Die materiellrechtlichen Voraussetzungen von Zwangsmaßnahmen bei
Fremdgefährdung durch einen psychisch Kranken sind bisher 45 trotz der dem
Bundsgesetzgeber zustehenden Kompetenz für die öffentliche Fürsorge (Art. 74
Nr. 7 GG) ausschließlich in dem jeweilige Landesrecht der Bundesländer geregelt
worden.
Das Selbstbestimmungsrecht eines Betreuten wird darüber hinaus durch die faktische Beschränkung des "Rechtes auf Krankheit" und der Gefahr einer "ärztlichen Vernunfthoheit" über den gesetzlich betreuten Patienten in verfassungsrechtlich bedenklicher Form eingeschränkt.

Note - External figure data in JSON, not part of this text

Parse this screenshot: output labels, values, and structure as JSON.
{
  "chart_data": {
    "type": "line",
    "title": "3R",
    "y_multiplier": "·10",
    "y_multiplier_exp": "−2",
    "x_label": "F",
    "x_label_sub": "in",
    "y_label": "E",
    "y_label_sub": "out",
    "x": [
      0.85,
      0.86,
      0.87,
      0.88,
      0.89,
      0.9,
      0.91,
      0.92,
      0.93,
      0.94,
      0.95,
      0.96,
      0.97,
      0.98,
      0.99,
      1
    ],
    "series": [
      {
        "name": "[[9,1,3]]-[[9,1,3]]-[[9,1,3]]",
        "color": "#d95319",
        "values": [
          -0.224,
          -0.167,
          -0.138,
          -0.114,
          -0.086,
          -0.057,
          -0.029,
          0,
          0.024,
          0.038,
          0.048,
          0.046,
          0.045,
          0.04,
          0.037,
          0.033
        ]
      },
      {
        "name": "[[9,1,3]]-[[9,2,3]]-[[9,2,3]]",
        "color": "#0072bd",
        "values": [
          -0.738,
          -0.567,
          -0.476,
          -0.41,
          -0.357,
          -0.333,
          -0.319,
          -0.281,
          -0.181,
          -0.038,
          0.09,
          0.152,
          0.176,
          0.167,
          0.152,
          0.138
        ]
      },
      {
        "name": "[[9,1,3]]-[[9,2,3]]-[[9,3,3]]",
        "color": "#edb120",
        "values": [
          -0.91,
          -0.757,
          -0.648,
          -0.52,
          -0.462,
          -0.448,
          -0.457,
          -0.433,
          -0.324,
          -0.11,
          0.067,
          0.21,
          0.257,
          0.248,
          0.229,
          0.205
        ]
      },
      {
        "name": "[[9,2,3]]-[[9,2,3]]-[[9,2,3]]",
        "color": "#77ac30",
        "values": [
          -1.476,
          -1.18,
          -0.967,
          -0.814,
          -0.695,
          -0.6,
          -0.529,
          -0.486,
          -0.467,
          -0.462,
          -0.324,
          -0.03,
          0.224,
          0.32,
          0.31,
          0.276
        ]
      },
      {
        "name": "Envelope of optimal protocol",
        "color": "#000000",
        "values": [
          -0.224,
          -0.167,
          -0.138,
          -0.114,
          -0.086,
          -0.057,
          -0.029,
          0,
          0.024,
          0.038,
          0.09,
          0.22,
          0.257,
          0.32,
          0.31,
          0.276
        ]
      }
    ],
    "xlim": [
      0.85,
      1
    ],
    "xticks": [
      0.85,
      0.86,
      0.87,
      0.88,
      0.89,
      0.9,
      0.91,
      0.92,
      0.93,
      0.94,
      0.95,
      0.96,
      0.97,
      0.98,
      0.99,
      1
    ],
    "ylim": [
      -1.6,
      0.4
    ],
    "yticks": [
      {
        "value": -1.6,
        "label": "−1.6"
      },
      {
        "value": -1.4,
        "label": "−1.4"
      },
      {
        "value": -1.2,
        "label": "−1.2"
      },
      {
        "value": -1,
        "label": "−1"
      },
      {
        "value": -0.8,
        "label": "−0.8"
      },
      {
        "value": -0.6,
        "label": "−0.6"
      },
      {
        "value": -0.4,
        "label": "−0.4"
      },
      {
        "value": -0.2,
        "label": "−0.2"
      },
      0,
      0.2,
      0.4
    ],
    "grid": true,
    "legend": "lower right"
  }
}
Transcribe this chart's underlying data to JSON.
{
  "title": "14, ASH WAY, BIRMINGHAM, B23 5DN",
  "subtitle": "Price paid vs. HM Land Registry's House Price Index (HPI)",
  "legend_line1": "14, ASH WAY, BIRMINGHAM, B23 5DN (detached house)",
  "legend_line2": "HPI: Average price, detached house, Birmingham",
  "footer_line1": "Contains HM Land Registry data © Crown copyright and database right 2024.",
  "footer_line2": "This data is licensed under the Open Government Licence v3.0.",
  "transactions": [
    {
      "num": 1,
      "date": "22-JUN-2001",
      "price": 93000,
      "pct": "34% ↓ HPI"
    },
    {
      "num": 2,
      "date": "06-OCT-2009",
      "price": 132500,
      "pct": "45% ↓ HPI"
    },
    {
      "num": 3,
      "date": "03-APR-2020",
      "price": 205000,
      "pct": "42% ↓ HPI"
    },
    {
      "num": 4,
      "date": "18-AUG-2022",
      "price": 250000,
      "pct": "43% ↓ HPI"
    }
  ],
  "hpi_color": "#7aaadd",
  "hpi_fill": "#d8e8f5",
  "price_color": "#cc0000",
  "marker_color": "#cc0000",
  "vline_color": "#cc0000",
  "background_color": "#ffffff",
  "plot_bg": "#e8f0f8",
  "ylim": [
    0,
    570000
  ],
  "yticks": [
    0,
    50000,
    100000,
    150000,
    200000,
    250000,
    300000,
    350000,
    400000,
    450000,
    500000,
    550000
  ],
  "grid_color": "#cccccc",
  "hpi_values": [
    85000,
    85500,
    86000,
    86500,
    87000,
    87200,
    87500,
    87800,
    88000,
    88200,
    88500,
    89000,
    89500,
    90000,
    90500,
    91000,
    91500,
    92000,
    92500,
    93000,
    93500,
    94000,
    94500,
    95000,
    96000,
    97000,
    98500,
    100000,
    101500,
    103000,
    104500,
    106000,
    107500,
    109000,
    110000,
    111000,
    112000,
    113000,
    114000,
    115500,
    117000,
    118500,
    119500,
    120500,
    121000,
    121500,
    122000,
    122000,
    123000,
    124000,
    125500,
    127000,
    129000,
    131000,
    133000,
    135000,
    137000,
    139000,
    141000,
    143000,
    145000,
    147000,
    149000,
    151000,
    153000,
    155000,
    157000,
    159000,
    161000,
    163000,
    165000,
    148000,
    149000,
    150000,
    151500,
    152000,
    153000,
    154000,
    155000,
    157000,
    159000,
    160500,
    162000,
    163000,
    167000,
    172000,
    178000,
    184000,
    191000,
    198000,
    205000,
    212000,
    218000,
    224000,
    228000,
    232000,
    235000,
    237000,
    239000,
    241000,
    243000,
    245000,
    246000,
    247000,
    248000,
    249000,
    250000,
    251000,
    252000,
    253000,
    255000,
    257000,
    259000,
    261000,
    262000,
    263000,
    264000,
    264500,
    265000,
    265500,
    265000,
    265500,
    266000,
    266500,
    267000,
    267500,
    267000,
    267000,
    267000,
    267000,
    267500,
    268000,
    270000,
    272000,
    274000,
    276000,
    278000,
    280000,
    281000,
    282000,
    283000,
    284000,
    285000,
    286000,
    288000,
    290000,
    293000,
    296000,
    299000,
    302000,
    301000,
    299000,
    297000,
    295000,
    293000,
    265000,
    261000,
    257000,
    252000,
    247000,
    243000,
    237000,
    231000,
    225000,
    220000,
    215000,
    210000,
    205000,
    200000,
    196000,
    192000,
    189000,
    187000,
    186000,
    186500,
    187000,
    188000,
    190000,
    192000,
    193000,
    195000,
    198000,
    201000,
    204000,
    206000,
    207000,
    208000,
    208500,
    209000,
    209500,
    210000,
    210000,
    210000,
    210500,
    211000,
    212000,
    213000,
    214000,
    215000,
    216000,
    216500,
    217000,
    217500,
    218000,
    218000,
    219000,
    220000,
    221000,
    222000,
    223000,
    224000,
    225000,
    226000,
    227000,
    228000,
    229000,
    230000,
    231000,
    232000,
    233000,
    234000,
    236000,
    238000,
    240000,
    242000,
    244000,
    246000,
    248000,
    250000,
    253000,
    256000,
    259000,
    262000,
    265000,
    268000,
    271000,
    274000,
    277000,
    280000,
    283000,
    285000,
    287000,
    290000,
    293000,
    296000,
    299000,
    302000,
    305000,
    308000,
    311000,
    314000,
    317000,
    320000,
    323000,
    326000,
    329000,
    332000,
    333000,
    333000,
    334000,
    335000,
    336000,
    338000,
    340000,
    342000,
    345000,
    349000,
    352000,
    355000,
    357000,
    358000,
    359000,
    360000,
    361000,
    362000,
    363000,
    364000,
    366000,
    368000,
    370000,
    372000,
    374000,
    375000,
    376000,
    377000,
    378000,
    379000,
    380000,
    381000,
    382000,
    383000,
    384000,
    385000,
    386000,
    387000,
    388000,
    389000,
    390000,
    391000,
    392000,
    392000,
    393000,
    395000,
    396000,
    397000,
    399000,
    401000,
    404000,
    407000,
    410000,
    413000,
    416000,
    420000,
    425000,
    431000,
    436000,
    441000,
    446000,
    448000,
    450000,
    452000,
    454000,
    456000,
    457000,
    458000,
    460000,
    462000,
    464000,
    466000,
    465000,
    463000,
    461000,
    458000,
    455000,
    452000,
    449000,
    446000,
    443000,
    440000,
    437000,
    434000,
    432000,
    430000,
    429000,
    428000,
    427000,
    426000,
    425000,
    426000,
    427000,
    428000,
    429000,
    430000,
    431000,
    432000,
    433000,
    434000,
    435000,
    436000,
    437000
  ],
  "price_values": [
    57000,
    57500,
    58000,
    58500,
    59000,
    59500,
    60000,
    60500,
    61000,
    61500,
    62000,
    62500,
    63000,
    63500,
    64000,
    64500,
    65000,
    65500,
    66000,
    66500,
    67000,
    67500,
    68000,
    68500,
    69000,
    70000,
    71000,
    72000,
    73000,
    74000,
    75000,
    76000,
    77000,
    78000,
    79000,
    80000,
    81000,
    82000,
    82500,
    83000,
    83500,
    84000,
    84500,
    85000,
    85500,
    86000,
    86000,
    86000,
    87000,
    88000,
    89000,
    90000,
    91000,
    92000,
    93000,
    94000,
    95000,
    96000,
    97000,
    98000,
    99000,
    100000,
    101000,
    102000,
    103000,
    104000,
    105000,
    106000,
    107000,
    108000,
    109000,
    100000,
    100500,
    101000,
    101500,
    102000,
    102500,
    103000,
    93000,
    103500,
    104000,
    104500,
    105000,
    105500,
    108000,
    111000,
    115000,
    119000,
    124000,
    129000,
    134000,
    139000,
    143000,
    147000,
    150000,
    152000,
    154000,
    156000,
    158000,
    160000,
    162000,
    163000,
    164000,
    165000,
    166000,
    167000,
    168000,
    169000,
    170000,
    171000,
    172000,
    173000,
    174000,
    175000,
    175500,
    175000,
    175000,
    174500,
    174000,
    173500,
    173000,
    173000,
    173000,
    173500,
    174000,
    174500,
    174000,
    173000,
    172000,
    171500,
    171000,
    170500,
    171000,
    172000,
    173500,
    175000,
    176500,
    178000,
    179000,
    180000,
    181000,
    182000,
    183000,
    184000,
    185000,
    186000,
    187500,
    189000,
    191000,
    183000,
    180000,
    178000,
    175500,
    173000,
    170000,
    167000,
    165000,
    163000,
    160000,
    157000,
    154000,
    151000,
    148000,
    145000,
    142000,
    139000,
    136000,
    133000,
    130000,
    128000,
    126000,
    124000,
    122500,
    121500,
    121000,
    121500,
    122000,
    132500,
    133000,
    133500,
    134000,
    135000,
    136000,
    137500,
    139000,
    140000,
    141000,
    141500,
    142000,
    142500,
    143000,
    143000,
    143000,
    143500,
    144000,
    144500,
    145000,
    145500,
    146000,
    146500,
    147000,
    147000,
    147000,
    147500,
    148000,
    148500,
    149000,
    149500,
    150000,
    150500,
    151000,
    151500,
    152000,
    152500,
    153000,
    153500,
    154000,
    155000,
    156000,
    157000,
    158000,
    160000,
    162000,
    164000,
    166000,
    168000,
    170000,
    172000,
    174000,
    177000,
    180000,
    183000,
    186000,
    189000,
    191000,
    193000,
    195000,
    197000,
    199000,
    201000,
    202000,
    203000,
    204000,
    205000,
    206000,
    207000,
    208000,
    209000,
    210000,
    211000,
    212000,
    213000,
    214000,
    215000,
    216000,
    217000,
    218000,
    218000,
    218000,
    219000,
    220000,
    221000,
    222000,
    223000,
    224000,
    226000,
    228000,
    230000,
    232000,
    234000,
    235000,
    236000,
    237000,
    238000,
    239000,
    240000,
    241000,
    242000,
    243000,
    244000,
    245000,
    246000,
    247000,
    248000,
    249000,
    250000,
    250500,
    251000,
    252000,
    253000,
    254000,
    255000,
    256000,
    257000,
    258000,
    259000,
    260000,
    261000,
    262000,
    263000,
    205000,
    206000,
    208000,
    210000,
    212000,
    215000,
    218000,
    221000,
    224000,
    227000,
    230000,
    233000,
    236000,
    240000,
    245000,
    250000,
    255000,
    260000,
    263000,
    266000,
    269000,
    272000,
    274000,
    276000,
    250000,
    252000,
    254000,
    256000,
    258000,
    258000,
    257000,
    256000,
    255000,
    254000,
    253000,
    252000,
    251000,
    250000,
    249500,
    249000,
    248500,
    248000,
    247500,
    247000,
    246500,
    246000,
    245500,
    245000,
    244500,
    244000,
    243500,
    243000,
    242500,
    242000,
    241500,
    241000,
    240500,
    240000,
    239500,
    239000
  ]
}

Der Verhältnismässigkeitsgrundsatz gebietet es, die Voraussetzungen
einer Zuführungsgenehmigung zur ärztlichen Zwangsbehandlung an ebenso hohen
Erforderlichkeitskriterien zu messen wie die Voraussetzungen einer
Unterbringungsgenehmigung nach § 1906 BGB.
Eine Zuführungsgenehmigung mit präventivem Einschlag ist mit geltendem
Verfassungsrecht jedenfalls nicht vereinbar.